Terry scandiva le frasi più chiaro che poteva: sulla linea internazionale c’erano fruscii e crepitii. “La nota numero tre. De-ve-u-sci-re. Fal-la-fuo-ri. Via dal pezzo. Non serve. E’ leziosa e non aggiunge niente.”

“Okay,” disse Sarah. “E’ facile. Lo so fare, non c’è problema.”

“Sì, ma dopo controlla se hai fatto tutto come si deve,” disse Terry. “Perché poi devi numerare daccapo tutte le note. E devi assicurarti che corrispondano.”

“Terry, t’ho detto che lo faccio. Stai tranquillo.”

E qui Terry riappese, apparentemente rassicurato e farfugliando qualcosa su un impellente incontro a colazione con Marcello Mastroianni.

      Sarah andò a fare la spesa e aspettò il primo pomeriggio, quando sulla scrivania del soggiorno c’era la luce migliore. Si fece un caffè, tolse i fogli dalla busta e li sistemò ordinatamente avanti a sé. Le note di Terry erano su un foglio a parte: la terza era da eliminare e le successive da numerare daccapo, ma per il momento le mise da parte e decise di dare prima di tutto uno sguardo al testo dell’articolo vero e proprio (erano solo cinque pagine), rileggendolo con attenzione in cerca di eventuali errori di stampa o di sintassi. Si sbrigò in una ventina di minuti e poi tornò a una frase poco dopo l’inizio. “Chi avrebbe mai detto che,” scriveva Logan, “appena un anno fa sarei diventato il direttore organizzativo di un importante golf club con annesso centro ricreativo situato, pensate un po’, a un tiro di schioppo da quelli stessi studios?

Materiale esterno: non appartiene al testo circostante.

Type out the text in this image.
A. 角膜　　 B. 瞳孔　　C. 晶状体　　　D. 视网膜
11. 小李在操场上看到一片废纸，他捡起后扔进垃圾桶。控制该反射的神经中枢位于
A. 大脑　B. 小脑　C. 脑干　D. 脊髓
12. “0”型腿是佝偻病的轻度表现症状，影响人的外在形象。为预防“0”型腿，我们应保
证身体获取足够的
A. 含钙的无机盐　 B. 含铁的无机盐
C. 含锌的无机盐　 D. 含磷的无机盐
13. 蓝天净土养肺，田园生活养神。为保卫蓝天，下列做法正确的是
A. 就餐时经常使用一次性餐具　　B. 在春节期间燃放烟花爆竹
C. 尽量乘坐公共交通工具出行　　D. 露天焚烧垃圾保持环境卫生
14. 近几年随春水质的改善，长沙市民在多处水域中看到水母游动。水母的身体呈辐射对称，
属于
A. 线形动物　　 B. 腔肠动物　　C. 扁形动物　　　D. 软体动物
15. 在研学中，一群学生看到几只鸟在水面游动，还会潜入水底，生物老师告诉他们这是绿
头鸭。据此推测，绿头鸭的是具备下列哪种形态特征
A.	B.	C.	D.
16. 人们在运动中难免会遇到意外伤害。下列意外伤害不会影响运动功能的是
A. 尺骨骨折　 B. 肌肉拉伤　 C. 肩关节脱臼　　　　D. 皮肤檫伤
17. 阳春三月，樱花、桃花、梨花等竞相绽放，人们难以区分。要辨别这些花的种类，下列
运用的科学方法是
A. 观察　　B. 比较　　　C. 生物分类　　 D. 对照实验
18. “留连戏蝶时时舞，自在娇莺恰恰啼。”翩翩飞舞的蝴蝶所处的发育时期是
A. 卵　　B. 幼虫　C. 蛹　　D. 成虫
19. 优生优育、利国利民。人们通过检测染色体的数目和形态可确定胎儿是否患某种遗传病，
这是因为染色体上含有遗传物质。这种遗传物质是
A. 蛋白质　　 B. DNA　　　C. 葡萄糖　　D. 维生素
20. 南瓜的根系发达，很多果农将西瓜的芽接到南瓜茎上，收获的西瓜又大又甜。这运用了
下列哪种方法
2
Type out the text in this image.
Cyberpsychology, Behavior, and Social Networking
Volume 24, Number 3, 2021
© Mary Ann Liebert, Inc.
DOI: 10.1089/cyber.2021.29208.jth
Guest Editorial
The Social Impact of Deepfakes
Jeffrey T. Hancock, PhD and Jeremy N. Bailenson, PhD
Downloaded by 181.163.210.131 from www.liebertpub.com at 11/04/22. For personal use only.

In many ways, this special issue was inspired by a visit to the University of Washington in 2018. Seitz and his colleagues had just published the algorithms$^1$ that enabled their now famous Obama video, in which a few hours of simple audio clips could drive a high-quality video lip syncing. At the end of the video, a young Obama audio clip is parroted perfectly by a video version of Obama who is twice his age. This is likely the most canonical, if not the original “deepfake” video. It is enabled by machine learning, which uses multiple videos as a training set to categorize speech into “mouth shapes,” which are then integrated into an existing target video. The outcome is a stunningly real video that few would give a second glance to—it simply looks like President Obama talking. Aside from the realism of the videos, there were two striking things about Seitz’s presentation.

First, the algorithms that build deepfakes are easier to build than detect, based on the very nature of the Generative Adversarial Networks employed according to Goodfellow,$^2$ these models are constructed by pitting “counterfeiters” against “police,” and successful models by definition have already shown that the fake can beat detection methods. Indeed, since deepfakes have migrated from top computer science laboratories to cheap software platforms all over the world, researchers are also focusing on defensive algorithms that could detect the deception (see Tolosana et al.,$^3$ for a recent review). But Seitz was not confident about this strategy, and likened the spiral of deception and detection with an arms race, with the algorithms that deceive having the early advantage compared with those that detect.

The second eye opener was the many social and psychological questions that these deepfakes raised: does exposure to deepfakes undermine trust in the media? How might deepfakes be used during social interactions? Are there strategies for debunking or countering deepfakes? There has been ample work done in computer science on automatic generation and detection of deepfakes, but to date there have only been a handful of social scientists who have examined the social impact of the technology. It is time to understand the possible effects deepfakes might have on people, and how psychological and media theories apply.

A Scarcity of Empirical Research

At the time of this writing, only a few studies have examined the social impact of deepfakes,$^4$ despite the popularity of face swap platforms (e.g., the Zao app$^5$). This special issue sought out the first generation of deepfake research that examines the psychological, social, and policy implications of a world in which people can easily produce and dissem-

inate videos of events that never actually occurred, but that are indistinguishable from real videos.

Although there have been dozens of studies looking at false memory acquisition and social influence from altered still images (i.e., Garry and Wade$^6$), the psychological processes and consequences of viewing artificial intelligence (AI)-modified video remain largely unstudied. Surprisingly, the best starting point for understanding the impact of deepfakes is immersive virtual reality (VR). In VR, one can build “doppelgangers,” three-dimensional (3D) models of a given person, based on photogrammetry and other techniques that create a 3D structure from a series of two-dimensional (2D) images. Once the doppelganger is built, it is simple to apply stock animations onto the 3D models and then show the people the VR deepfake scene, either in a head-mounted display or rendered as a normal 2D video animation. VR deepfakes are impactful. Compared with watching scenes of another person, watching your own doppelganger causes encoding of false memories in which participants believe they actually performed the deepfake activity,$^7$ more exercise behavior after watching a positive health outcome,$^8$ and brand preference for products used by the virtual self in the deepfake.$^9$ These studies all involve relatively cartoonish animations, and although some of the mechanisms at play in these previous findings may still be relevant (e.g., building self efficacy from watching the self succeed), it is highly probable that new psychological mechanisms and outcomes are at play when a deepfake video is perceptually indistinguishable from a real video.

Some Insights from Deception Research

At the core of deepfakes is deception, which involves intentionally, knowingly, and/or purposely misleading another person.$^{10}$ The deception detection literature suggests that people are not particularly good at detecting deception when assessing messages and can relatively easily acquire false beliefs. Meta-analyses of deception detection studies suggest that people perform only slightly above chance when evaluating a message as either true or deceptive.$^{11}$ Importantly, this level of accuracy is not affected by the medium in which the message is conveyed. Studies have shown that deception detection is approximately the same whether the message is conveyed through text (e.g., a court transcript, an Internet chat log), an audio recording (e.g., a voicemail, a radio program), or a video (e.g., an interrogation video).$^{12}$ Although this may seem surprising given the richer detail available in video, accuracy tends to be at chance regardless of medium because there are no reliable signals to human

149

Eh sì, proprio a Teddington.”

Dopo la parola “Teddington” c’era un piccolo “3” in apice, che rimandava il lettore a una sobria nota esplicativa sul foglio a parte, dove si leggeva: “Placida e decorosa zona residenziale londinese in riva al Tamigi, poco più a sud di Richmond”. Era questa la nota che Terry voleva togliere. Non capiva perché volesse farlo proprio all’ultimo momento, ma doveva avere i suoi motivi. Barrò il piccolo “3” nel testo, lasciò a margine una chiara indicazione per il proto e cominciò a cambiare tutti i numeri successivi: il “4” diventò un “3”, il “5” diventò un “4” e così via.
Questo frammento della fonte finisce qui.